I told her of Thelenai’s eyes and lips, and how they were stained green much like Malo’s and the other Pithian and Yarrow folk I’d seen about.

“Yes…” said Ana. “It’s an algae, actually. Grows on the waters about these hills. It acts like a beneficial parasite, infesting parts of the body, but granting you slightly heightened immunities…I’m told people grow the green if they reside here for, oh, more than a decade or so, though some lakes in the Elder West can taint your eyes in a matter of days. This means Thelenai has been here for some time…Interesting. And interesting that she hasn’t had it fixed.”

“Fixed?”

“Yes, the stain can be reversed, of course, by a sultur graft applied to the eyes. Little drops you can pop in that eat the green. Not too painful…I wonder why she hasn’t bothered! But regardless, now for the last bit—how did they react when I brought up the marrow ?”

“They did not react at all, ma’am. Which I found very curious. In fact, I almost felt like their reaction was…”

“Rehearsed?” she proposed.

“Exactly so.”

“Then they knew the question was coming. I dislike that immensely, Din.” A mad grin crossed her face. “But! At least now we know that Ghrelin and the Apoths here are pursuing a rather conventional brand of obstruction.”

“As…opposed to an un conventional brand, ma’am?”

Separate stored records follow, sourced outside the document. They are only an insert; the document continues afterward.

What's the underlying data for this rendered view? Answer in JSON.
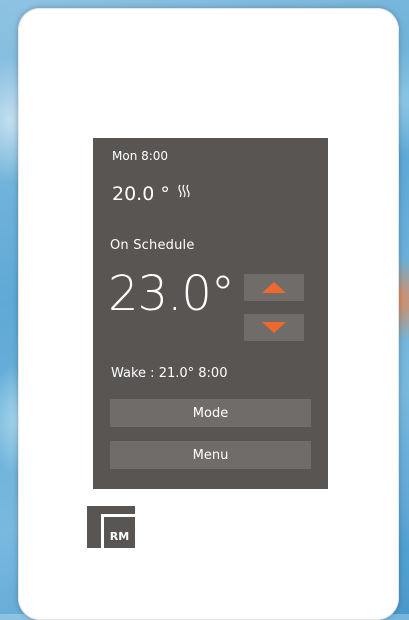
{
  "screen": {
    "day_time": "Mon 8:00",
    "current_temp": "20.0 °",
    "heating_icon": "heating-waves-icon",
    "status": "On Schedule",
    "setpoint": "23.0°",
    "up_icon": "arrow-up-icon",
    "down_icon": "arrow-down-icon",
    "next_event": "Wake : 21.0° 8:00",
    "mode_label": "Mode",
    "menu_label": "Menu"
  },
  "brand": {
    "logo_text": "RM",
    "logo_color": "#585553"
  },
  "colors": {
    "screen_bg": "#585553",
    "button_bg": "#706c6a",
    "accent": "#ee6a2c",
    "text": "#ffffff"
  }
}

“Oh, indeed,” she said coyly. “At first I wondered if Ghrelin couldn’t tell us. As in, he was literally incapable of doing so. For did you know, boy, that the Empire has methods of rendering certain secrets unmentionable? Grafts and arts that, when suffused into the body and mind, alter a person in such a way that they are physically incapable of divulging a specific piece of information?”

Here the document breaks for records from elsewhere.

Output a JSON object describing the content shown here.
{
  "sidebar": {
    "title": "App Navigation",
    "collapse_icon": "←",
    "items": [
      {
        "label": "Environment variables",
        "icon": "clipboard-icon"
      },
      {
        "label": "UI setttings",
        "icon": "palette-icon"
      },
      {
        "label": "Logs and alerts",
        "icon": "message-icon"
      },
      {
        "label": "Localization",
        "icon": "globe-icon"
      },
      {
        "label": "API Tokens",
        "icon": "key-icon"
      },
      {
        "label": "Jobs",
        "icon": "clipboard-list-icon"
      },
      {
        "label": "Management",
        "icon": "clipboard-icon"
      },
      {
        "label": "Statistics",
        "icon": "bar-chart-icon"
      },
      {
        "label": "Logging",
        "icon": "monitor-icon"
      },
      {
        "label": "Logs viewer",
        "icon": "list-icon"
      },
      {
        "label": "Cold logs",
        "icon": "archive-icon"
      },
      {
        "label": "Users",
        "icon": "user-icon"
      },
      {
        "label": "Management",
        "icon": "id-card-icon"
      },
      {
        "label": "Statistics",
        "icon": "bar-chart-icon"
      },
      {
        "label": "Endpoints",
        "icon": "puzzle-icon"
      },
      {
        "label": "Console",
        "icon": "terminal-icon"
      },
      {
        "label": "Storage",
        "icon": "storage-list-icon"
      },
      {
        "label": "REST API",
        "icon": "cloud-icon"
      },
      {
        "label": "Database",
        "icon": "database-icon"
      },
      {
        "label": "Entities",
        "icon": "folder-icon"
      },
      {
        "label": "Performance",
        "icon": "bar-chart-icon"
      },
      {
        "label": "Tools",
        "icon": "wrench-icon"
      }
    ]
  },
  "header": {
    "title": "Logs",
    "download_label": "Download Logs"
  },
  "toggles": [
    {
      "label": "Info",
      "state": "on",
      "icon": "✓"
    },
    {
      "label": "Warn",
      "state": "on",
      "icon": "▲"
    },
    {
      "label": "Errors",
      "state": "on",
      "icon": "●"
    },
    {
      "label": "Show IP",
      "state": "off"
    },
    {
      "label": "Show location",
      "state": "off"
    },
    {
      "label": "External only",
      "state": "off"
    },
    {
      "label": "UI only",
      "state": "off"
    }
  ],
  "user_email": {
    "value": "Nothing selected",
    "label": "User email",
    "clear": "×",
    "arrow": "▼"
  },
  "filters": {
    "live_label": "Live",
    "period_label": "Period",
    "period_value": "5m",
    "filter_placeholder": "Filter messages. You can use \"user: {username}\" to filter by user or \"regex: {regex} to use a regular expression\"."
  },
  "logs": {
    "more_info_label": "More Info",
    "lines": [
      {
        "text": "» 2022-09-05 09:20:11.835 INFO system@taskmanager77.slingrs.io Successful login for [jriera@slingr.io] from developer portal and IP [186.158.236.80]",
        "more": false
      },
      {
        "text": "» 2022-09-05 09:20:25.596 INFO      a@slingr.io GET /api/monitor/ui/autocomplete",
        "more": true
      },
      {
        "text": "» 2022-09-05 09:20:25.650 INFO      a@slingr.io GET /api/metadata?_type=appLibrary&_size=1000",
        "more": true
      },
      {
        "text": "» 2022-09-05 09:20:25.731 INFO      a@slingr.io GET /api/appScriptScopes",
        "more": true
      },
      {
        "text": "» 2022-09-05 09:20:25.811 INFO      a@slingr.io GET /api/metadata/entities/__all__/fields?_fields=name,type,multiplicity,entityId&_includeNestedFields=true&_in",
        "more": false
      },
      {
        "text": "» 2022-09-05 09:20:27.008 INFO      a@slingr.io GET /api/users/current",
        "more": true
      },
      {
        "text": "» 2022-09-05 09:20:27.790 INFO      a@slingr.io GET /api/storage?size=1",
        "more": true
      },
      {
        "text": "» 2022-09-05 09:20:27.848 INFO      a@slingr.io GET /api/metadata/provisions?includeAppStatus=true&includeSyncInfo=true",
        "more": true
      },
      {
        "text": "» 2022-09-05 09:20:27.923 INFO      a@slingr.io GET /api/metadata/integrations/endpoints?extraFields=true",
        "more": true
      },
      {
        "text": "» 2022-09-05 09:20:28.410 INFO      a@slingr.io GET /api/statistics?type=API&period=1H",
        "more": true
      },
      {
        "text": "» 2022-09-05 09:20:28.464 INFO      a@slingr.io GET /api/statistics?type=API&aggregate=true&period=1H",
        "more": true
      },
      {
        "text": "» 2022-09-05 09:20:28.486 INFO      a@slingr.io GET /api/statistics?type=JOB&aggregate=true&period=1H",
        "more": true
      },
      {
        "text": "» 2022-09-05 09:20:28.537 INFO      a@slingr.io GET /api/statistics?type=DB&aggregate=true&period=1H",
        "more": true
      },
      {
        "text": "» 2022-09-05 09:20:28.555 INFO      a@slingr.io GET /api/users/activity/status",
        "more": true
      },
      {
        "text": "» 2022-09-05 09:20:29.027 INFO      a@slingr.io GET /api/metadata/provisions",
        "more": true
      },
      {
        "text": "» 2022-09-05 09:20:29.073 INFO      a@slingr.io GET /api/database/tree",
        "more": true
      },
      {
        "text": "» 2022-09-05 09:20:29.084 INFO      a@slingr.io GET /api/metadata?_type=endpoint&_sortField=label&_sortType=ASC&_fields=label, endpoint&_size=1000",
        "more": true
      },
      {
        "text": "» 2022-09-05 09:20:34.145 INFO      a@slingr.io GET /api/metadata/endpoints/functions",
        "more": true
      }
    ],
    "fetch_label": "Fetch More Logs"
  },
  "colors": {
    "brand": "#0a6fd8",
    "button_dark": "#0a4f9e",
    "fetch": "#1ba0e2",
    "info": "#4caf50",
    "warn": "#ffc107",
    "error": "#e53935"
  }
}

“I…had heard rumors of such a practice, ma’am, from time to time. But I thought them only rumor. It seemed far too ghastly an idea for the Empire to ever put into use.”

“Oh, no,” she said, laughing lightly. “It exists but is exceptionally uncommon! The process of achieving this effect is so complex that it can only be done with the subject’s consent. They must agree to this methodology. A strange thing, yes? For…what manner of secret could ever require such measures?”

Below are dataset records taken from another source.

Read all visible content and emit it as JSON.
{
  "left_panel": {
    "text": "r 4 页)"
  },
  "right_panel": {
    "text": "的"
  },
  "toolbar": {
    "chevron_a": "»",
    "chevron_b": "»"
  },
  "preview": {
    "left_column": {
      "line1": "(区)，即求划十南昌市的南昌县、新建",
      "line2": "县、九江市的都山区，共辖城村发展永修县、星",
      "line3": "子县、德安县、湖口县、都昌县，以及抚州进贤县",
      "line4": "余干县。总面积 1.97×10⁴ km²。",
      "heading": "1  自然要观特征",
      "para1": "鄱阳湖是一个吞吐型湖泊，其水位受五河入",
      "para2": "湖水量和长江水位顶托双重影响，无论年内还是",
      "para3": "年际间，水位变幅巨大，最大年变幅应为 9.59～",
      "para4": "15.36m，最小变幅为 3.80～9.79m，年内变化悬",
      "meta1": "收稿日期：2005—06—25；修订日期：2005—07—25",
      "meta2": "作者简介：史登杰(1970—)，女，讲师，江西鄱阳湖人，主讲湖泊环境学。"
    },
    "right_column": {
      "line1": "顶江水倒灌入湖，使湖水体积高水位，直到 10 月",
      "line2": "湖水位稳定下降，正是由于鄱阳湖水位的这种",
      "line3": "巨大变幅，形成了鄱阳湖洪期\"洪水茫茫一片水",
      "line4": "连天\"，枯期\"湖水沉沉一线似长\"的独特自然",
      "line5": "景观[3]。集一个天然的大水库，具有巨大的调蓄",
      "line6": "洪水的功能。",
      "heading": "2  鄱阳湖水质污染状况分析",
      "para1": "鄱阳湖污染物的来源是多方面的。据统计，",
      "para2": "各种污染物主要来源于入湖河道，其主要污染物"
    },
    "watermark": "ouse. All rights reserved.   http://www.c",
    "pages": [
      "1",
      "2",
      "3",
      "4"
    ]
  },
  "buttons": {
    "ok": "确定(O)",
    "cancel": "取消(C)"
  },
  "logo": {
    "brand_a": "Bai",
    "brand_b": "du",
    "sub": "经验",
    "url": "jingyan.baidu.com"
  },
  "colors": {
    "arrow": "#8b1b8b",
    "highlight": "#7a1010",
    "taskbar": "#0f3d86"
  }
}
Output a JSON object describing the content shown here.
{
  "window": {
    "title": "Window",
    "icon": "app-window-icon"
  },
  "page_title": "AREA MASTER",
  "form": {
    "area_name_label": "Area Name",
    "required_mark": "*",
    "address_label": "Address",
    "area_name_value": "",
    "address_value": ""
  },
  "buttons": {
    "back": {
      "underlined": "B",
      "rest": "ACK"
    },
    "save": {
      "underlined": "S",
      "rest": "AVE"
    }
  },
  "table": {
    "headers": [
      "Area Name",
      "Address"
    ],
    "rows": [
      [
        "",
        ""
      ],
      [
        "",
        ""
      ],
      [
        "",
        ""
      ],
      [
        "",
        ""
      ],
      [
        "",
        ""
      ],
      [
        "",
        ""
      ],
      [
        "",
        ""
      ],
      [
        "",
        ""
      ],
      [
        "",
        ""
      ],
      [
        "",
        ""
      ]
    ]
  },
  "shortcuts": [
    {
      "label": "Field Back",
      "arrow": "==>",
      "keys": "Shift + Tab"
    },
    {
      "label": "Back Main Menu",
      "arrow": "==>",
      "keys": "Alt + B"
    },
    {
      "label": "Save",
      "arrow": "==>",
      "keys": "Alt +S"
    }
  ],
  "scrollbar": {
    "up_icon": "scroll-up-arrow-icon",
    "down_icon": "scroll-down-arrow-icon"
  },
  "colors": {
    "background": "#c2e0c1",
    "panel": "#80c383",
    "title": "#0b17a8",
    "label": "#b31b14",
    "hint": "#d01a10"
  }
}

“Yet…you do not think Ghrelin or the others have undergone such a treatment?”

“No, I do not,” she said rather sharply.

“What makes you so sure?”

“I have witnessed folk altered in such a fashion. Merely nearing the unmentionable subject causes them significant pain. I did not note such pain in Ghrelin.” She flicked a hand, dismissing the subject. “It was a random aside. Ignore it for now—but do remember it, Din.”

I blinked, thoroughly bewildered by this, for I always engraved all she ever said. I wondered why she’d said it at all, but then, Ana often said many mad things.